The pathology of cherry angiomas (haemangioma, vascular lesion) is not completely known and there are only a few studies of their risk factors [10, 11]. In our study, cherry angiomas were more common among females, nevertheless, previous studies have recorded contradictory findings on sex differences [8, 30]. Some somatic gene mutations and pregnancy have been reported to as risk factors for cherry angiomas [1, 11], but the role of hormonal factors in the pathogenesis of cherry angiomas is still unclear [31]. Interestingly, in our study, cherry angiomas were more common in females with fewer children. However, the evidence for an association was weak and this postulate needs to be studied in larger populations. We noticed also a trend towards a ‘more healthy metabolism’ among subjects with multiple cherry angiomas: these subjects had lower HbA1c and triglyceride levels and higher HDL levels. There were no statistically significant associations with total cholesterol or low-density cholesterol (LDL), but a lower BMI was associated with the presence of multiple cherry angiomas in both female and male participants. Interestingly, male subjects with multiple cherry angiomas had also lower hemoglobin values. The incidence of cherry angiomas increases with age as do those of seborrheic keratosis and lentigo solaris, however, the increase was not so distinct with cherry angiomas [10, 11]: the incidence of cherry angiomas in the NFBC1966 study of 46-year-olds the incidence was only a little lower than in the present study both in female (67.0% vs. 65.9%) and male (57.6% vs. 54.2%) [8].

Melanocytic nevi

Fitzpatrick skin type affected the incidence of melanocytic nevi, although there was a great deal of variation in skin group sizes. In general, people with a lighter skin type are at greater risk of skin damage caused by the sun and getting both melanoma and non-melanoma skin cancers [32]. The largest proportion of participants with no nevi was found in the skin type I group, and the type IV group had the highest proportion with multiple nevi. This contradicts the findings of some previous studies, which reported that lighter skin carries a greater risk for melanocytic nevi, however, those studies mostly had a population far younger than ours [33,34,35].There was also an association between outdoor working and multiple melanocytic nevi – confirming that the cumulative amount of UV radiation increases the number of nevi [15]. Interestingly, a higher number of melanocytic nevi was associated with better glucose metabolism (lower HbA1c and fP- gluc levels), and to the best of our knowledge, our study is the first to find such an association. Previous studies have found various other factors to be associated with the onset of melanocytic nevi; for example immunosuppression and immunodeficiency correlate with higher numbers of nevi, and genetic factors also play a role [15]. In addition, hormonal factors (such as pregnancy and puberty) have been shown to affect the development of nevi [15]. However, among our female participants we found no significant association between number of offspring and the presence of melanocytic nevi, although there were signs of a trend towards multiple nevi in participants with fewer offspring.

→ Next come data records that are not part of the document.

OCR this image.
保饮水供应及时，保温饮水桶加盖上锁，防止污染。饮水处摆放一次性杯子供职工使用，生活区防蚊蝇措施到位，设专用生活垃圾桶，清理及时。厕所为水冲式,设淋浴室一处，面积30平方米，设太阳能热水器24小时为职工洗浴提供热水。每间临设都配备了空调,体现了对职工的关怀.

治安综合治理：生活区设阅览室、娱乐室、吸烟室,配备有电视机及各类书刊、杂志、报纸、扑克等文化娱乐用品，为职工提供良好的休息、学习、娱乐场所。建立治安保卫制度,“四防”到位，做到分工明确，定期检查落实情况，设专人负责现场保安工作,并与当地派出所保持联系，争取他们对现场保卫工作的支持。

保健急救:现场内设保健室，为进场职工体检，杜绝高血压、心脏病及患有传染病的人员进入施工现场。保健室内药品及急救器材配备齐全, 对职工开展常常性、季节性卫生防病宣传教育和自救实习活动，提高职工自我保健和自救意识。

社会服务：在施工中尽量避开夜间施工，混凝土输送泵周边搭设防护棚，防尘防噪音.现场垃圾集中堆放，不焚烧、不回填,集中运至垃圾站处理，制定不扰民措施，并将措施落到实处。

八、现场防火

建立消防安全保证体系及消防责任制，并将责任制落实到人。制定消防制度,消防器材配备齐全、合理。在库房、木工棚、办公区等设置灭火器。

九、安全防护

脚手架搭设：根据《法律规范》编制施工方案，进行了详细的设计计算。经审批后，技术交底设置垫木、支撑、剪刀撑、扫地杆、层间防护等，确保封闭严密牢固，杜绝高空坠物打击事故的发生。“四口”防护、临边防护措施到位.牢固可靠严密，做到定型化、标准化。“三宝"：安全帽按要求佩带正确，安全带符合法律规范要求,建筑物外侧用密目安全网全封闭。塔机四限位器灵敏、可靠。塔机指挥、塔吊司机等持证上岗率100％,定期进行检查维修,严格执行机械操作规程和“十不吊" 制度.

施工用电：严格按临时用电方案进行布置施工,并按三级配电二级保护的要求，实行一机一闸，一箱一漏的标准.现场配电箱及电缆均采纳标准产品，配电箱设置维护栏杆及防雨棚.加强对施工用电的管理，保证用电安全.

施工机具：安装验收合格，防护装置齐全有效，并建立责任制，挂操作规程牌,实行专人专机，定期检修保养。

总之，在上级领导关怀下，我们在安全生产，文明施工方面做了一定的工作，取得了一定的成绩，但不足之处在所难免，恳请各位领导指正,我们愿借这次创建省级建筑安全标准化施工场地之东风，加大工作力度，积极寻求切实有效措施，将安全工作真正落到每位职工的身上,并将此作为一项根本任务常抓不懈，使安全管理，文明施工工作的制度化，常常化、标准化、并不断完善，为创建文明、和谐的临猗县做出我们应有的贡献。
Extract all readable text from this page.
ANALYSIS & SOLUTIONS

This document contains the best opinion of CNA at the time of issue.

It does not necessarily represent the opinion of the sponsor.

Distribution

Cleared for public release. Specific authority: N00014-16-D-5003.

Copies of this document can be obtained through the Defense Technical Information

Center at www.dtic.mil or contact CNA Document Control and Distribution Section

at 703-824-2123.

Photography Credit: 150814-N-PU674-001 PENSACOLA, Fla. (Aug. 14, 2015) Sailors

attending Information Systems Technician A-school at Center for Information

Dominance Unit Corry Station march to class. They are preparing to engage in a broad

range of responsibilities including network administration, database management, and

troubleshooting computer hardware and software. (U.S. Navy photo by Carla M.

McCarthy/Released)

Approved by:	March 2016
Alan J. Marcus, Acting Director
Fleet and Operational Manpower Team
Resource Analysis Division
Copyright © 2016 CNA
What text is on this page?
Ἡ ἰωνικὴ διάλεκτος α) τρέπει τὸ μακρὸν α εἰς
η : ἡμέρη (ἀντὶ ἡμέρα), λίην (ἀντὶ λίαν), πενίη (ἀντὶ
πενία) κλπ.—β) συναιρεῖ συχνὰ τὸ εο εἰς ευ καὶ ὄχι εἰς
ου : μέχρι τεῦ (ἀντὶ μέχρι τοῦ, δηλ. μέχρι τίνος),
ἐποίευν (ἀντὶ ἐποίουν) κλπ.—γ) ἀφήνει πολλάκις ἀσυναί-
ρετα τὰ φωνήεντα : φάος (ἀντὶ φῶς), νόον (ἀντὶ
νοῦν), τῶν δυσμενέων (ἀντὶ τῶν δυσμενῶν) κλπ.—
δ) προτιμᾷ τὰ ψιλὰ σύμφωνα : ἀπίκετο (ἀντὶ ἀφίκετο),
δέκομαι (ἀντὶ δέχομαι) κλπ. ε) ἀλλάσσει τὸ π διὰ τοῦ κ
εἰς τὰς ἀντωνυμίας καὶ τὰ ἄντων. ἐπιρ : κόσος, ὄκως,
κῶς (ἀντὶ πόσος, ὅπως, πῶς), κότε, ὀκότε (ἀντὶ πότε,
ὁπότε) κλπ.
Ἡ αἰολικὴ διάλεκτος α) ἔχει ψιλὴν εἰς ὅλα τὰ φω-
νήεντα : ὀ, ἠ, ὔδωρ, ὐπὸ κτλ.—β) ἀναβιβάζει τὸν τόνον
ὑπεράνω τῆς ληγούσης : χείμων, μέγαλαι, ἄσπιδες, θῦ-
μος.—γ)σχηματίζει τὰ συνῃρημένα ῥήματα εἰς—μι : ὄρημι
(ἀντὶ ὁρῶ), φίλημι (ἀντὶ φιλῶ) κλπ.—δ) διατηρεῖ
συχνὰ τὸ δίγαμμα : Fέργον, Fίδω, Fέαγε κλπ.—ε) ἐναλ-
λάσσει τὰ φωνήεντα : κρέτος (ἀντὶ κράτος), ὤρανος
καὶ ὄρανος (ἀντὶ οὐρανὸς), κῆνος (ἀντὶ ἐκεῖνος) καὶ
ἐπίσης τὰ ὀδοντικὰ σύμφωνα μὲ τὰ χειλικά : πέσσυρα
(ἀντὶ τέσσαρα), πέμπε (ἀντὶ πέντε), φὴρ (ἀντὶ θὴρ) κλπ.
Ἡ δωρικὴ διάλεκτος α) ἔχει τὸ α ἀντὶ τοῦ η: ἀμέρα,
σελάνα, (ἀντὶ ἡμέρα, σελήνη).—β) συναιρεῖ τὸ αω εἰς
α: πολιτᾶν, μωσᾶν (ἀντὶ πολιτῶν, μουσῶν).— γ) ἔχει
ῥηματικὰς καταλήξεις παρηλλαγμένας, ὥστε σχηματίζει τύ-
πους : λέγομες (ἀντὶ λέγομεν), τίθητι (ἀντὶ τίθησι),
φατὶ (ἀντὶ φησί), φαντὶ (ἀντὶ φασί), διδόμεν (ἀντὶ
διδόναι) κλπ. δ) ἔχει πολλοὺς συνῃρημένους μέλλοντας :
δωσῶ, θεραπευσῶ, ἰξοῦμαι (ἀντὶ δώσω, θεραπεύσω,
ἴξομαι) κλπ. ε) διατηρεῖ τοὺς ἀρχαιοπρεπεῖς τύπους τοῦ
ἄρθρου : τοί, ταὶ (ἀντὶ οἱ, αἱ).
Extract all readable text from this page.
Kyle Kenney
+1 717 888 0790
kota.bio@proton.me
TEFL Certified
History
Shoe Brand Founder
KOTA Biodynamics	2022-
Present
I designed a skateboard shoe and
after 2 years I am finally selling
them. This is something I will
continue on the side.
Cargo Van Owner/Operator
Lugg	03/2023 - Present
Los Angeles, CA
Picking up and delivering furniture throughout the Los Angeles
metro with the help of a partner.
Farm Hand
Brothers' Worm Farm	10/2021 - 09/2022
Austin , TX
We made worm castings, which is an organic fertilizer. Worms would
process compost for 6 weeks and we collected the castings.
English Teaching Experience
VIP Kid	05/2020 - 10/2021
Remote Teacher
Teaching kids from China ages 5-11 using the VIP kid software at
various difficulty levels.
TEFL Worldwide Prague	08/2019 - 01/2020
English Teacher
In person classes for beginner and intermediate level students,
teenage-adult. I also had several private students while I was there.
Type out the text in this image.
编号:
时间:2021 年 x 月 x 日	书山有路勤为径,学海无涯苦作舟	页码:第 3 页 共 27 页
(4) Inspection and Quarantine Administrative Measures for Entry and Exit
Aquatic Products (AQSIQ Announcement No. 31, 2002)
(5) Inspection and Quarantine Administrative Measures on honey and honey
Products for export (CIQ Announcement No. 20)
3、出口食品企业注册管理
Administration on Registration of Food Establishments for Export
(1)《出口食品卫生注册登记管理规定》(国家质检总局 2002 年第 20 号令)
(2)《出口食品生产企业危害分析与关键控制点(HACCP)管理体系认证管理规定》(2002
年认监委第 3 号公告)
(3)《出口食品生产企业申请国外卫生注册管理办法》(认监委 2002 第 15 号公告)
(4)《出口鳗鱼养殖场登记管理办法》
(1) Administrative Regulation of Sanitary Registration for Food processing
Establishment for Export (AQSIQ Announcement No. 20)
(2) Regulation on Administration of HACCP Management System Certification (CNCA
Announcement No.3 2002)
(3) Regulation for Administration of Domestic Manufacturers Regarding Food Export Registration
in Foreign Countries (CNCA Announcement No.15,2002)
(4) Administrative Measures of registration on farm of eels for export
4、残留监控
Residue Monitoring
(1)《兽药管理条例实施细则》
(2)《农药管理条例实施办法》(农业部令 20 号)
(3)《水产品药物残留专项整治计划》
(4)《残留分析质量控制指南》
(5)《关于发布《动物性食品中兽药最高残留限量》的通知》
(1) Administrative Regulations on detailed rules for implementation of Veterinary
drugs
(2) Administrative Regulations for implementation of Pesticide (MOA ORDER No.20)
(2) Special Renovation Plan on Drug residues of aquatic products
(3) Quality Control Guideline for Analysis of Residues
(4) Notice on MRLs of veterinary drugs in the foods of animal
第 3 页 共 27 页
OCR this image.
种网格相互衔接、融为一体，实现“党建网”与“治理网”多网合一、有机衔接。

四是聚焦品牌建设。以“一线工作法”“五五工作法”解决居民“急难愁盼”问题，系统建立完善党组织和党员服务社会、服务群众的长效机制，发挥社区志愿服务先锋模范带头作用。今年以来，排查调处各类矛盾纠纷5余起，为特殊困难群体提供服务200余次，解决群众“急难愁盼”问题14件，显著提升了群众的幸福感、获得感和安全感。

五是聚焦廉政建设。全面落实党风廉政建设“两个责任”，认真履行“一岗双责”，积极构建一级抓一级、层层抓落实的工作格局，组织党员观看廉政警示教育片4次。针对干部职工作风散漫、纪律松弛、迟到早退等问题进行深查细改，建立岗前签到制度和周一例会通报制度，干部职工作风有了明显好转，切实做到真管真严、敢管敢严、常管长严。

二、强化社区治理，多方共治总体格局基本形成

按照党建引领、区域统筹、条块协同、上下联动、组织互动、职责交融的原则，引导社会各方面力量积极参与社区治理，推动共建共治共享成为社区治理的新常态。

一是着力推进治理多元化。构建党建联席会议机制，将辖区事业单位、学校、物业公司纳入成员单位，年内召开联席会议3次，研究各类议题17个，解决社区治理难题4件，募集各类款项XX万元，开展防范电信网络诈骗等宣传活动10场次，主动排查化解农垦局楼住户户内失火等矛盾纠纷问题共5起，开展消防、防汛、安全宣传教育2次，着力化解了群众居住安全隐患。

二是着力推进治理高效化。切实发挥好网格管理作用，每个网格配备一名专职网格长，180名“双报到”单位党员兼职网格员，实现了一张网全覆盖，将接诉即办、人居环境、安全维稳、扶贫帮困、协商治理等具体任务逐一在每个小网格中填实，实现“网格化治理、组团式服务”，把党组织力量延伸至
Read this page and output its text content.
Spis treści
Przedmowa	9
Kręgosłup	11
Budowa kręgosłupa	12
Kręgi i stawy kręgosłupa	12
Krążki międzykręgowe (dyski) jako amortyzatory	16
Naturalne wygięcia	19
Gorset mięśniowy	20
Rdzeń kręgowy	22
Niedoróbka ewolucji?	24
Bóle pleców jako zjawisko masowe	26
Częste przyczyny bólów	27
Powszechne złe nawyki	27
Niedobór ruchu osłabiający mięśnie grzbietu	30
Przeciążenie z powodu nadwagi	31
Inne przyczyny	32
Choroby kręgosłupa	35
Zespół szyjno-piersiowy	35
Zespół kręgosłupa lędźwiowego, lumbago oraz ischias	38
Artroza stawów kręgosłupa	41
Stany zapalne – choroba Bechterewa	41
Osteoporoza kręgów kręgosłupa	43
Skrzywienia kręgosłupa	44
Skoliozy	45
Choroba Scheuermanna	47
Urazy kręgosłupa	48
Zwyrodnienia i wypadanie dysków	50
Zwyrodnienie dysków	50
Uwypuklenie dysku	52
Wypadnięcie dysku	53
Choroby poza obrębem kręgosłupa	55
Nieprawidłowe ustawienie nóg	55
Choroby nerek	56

To date our TBSE study is the one of the largest in an elderly general population. The fact that the skin evaluation was performed by experienced dermatologists decreases the risk of bias that might result from erroneous diagnoses. The unique design of the birth cohort allowed us comprehensively to investigate the etiology of these lesions and to examine multiple metabolic measurements as candidate risk factors. One limitation of the study was that not all invited subjects chose to participate, but considering the relatively high age of the study population, the participation rate in the clinical examination was moderately good. Furthermore, some data were missing from the health questionnaires and some statistical analyses may have been underpowered due to the rather small study population. While we assessed the effect of a history of working outdoors, leisure time spent outdoors was not accounted for, which may have affected the results. The ethnic homogeneity of our population means that our results cannot be generalized beyond other similarly-aged Caucasian populations.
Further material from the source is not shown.